Dalke Scientific Software: More science. Less time. Products

XML-RPC

There are several different architectures for web applications. The most common goes by the name ReST, short for the ungainly phrase "Representational State Transfer". This is the style I like the best. (The last link has the best overview.)

Another style is based around RPCs, short for "Remote Procedure Calls". SOAP is one such example. That used to be short for "Simple Object Access Proctocol" but it's no longer simple. It's complicated, which means people end up needing tools to help build SOAP-based sytems and there's differences between the different implementations causing interoperability problems.

XML-RPC is a simple RPC style. (BTW, read about The Right Thing vs. Worse is Better as two contrasting development philosophies.) You should think of XML-RPC as something similar to a form POST request using HTTP, but with the ability to send somewhat more complex data. For example, you can send integers and lists, and not only strings. This makes it easier to do machine-to-machine communications.

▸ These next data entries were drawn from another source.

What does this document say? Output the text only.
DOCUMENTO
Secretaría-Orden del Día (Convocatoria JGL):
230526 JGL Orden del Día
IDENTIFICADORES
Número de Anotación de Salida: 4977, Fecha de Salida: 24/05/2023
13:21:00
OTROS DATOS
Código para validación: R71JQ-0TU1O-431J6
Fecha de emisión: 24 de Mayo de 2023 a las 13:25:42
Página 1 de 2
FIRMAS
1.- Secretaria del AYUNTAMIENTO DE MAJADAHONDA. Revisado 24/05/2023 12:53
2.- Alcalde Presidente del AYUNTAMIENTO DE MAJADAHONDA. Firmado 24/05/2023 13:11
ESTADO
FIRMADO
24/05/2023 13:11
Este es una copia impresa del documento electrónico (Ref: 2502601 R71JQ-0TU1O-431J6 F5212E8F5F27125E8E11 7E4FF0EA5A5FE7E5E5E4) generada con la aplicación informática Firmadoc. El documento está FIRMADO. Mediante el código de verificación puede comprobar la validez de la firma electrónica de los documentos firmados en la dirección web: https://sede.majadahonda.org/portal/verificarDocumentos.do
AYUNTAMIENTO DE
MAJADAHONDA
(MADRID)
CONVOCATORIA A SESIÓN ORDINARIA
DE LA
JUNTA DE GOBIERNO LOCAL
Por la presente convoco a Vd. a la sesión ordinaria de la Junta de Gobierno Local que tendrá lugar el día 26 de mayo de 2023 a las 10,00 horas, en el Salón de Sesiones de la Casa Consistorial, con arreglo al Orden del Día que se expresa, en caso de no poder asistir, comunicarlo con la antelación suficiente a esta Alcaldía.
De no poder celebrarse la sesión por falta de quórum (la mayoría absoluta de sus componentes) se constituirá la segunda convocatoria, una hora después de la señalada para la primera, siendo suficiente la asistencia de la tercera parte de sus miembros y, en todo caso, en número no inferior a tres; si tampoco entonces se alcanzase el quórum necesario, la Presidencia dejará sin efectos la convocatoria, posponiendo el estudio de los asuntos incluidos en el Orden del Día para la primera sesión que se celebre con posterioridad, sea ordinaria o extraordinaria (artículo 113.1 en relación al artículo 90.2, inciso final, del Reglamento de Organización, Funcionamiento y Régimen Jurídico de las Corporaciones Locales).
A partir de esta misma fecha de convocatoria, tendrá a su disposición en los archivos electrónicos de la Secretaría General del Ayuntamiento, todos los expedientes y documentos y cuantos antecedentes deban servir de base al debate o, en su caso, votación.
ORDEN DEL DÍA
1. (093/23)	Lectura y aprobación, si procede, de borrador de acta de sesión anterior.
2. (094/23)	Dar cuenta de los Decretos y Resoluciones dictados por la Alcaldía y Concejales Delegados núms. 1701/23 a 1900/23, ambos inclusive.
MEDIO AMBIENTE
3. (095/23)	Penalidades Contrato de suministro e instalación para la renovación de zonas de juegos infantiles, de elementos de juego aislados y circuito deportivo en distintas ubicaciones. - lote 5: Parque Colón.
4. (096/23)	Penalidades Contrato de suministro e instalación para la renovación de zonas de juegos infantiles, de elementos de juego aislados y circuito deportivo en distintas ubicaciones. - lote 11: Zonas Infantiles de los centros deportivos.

CherryPy support XML-RPC, so it's easy to write an XML-RPC server, and the standard Python includes an xmlrpc client library, making XML-RPC the easiest RPC to set up. Even without CherryPy you could use the built-in SimpleXMLRPCServer library.

Why?

Why (or when) would you want to set up an XML-RPC server? I recommend it be used only for internal/in-house servers where you have influence on both the client and server code. The most frequent case for an XMl-RPC server is to forward services which only exist on a few machines. For example, to minimize the number of licenses or support overhead needed by forwarding requests to a central machine, or to provide access to software that is other operating system specific (eg, Linux programs that need to use an old program only available on SGIs.) The other case is to reduce startup costs.

A simple example

I'll start with a simple (and boring) function which adds two numbers. Here's the CherryPy server for it.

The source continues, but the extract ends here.